Os carros, sempre apressados, carregam zumbis que teimam em queimar suas peles de vampiros.
Olhares tão perdidos e mentes desnorteadas geram pensamentos sem foco.
Lá se vai mais uma vez a Luzia tentar pegar o ônibus para chegar cedo no trabalho. 
O dinheiro acabou antes do prazo que não perdoa a vida que não para de cobrar por dias melhores desde cedo. 
Tudo uma fábrica de empresas de fachada. Quem é o verdadeiro dono dela?
O único alimento dessas buzinas é tic-tac do tempo.
Febres em todas as Américas.
A Saúde está na UTI.

Bilhões em desabafos de delatores que correm para retirar o deles da reta. Golpes em casas e apartamentos a vendidos a preços de delações premiadas.
Um balcão de negócios.

Hora do almoço. 
Hora da estrutura de empresas atreladas a partidos que não estão presos. 
Residem em tríplex com nomes falsos, diz o noticiário.
Construtoras com cartas marcadas de sangue azul. Quem suspeitava de tudo isso quando subiam de elevadores?
Nem os zeladores desconfiaram deles. 
Nem os professores alertaram os alunos da quadrilha que foi formada quando os navios aportaram no Brasil e desembarcaram sua carga de pele branca manchada por debaixo de roupas nobres com futuros sangues de inocentes.

Tantos zumbis nas ruas.

Eu simplesmente amo os investimentos desta reforma deformada. 
Eu degringolo quando vejo uma presidente dizer que temos que ter paciência para novos sacrifícios em poucos anos.
Tem pacientes em listas de espera desde antepassados.

Quem precisa de paciência?

Precisamos sim olhar passar em nossa porta e nossos bolsos maquinas e equipamentos comprados em porcentagens bilionárias divididas em linhas de créditos de bancos e empresas relampados. 
E eu ainda tenho que ver foliões.

E a frota de carros aumenta.
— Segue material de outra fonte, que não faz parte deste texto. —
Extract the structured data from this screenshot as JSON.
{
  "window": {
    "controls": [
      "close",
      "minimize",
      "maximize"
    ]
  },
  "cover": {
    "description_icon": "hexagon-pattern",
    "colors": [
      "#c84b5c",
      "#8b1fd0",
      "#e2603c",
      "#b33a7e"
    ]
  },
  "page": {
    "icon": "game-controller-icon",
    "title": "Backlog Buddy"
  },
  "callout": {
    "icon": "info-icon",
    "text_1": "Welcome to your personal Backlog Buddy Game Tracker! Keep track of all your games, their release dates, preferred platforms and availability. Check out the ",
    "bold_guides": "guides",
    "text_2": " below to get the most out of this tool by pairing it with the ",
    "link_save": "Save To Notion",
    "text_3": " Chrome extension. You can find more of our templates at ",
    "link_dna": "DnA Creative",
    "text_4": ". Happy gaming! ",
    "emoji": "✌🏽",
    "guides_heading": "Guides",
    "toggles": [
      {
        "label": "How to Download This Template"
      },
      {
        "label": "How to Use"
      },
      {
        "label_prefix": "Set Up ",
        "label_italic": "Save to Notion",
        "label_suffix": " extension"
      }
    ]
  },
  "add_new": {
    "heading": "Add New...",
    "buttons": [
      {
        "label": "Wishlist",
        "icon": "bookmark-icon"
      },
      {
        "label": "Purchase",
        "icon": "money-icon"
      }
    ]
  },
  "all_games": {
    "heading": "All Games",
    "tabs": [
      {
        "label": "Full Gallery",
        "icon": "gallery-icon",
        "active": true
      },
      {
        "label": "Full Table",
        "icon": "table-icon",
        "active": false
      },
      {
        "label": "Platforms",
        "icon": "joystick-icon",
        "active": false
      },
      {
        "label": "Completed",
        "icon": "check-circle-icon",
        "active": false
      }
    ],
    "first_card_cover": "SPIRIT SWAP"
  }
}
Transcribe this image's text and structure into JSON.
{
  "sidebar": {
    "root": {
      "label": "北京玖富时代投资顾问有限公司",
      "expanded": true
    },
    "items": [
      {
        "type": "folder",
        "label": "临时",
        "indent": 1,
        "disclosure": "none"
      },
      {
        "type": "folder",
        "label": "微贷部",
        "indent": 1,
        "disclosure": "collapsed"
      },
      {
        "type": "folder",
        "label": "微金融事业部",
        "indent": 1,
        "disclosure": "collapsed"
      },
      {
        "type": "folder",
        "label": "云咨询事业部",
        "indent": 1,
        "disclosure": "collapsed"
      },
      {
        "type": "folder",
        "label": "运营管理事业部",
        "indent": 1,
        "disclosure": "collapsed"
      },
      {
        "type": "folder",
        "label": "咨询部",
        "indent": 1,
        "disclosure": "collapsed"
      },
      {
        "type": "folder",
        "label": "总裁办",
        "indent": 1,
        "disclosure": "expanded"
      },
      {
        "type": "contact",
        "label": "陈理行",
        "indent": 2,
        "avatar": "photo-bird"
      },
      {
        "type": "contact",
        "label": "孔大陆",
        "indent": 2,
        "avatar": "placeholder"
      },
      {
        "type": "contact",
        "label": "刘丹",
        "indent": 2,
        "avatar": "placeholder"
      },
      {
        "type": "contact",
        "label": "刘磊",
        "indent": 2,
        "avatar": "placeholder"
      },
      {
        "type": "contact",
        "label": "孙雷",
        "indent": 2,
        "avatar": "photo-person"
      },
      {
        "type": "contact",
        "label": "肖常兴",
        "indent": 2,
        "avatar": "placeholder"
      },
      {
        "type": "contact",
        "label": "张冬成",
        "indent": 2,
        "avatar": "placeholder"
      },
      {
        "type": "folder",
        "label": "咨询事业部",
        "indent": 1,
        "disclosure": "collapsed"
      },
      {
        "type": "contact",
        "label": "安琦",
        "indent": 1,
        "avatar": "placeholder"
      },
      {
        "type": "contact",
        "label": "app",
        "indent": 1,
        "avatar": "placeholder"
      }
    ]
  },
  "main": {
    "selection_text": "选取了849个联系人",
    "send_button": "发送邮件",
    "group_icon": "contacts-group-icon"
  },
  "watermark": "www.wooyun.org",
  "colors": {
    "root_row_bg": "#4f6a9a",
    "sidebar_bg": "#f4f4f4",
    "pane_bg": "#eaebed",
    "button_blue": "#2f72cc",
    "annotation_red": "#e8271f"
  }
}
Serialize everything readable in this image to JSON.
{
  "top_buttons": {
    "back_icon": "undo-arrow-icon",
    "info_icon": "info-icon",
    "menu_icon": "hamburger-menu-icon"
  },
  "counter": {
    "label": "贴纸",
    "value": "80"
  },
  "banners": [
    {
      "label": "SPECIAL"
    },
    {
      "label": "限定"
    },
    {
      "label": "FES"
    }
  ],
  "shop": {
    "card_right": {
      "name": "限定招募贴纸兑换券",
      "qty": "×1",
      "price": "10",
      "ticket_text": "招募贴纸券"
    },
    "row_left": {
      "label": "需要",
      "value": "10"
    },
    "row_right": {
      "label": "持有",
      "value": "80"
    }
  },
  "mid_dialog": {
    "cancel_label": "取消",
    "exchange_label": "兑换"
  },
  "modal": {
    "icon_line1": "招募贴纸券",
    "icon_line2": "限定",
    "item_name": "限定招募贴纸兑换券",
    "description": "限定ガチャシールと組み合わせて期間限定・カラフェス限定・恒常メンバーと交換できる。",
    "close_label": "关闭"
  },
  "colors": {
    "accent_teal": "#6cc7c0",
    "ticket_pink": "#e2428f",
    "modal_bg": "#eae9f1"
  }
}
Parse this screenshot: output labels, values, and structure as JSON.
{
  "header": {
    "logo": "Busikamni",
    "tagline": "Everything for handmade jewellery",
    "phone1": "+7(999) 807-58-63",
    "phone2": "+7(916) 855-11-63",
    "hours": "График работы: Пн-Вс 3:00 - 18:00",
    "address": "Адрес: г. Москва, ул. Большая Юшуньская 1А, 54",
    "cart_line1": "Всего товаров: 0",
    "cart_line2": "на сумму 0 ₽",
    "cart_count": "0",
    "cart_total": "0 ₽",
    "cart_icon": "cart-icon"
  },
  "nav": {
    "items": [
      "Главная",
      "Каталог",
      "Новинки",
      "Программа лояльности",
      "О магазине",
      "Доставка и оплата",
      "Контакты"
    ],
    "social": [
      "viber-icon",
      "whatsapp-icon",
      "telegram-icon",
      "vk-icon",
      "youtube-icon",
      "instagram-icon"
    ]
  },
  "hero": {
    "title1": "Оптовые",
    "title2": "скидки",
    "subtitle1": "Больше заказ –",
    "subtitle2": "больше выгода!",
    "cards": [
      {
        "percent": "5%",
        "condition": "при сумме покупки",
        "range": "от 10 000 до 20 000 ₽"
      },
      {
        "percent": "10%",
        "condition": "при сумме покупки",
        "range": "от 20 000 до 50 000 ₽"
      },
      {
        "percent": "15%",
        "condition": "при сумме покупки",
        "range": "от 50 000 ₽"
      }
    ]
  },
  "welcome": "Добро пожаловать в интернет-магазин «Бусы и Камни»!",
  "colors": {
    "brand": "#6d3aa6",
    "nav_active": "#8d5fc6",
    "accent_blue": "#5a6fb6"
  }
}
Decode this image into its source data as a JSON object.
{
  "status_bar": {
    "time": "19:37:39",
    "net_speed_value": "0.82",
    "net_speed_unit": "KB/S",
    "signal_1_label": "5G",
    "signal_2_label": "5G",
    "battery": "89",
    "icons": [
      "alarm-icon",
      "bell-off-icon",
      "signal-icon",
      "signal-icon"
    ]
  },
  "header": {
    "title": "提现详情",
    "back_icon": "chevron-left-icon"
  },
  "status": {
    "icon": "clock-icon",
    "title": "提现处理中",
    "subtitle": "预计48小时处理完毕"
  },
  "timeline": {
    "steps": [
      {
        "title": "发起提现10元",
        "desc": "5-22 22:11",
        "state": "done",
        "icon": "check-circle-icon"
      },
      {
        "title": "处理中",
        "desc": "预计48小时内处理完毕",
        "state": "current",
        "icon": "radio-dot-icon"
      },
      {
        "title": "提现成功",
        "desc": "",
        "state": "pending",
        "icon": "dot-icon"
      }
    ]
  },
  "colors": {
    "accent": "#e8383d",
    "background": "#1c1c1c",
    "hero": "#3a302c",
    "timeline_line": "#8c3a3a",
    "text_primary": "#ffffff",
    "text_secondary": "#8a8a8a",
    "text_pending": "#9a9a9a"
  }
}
A dona Luíza não deixou o dinheiro do pão do Luizinho. Ele teve que ir com fome para a escola.

Eu simplesmente amo os dias de nuvem pesadas. Elas aconchegam até a fome.

Tantas pedaladas e ainda estão gordas as contas de meia dúzia de navios.
O "ex-pseudos cargos de poderosos" alertam que o tempo vai ficar fechado. E eu amo o inverno. Só que o Nino passou a perna maias uma vez. Ele aprendeu a surrupiar com os pedaleiros um tempo que não lhe pertence.

Ainda existe salvação para um Deus que dorme até tarde?
Onde irão internar este paciente sem paciência?

Insistem: Paciência.

Os puxas acabaram de afirmar que o tempo será de raios e trovões.
As águas voltaram a colorir nas bandas do Sudeste.
A neve deu trégua no Norte.
As bolsas finalmente deram as caras para os amarelos
A sede é outra por lá. A mesma daqui.


E eu ainda tenho um pedaço de engano da bondade. A minha mão não adormeceu com o tempo. Ficou mais leve com o passar dos tempos. Se fez mais ríspida e precisa com o cair da tarde. Se fez mais tranquila com o anoitecer.

O doutor disse que tenho pulso firme.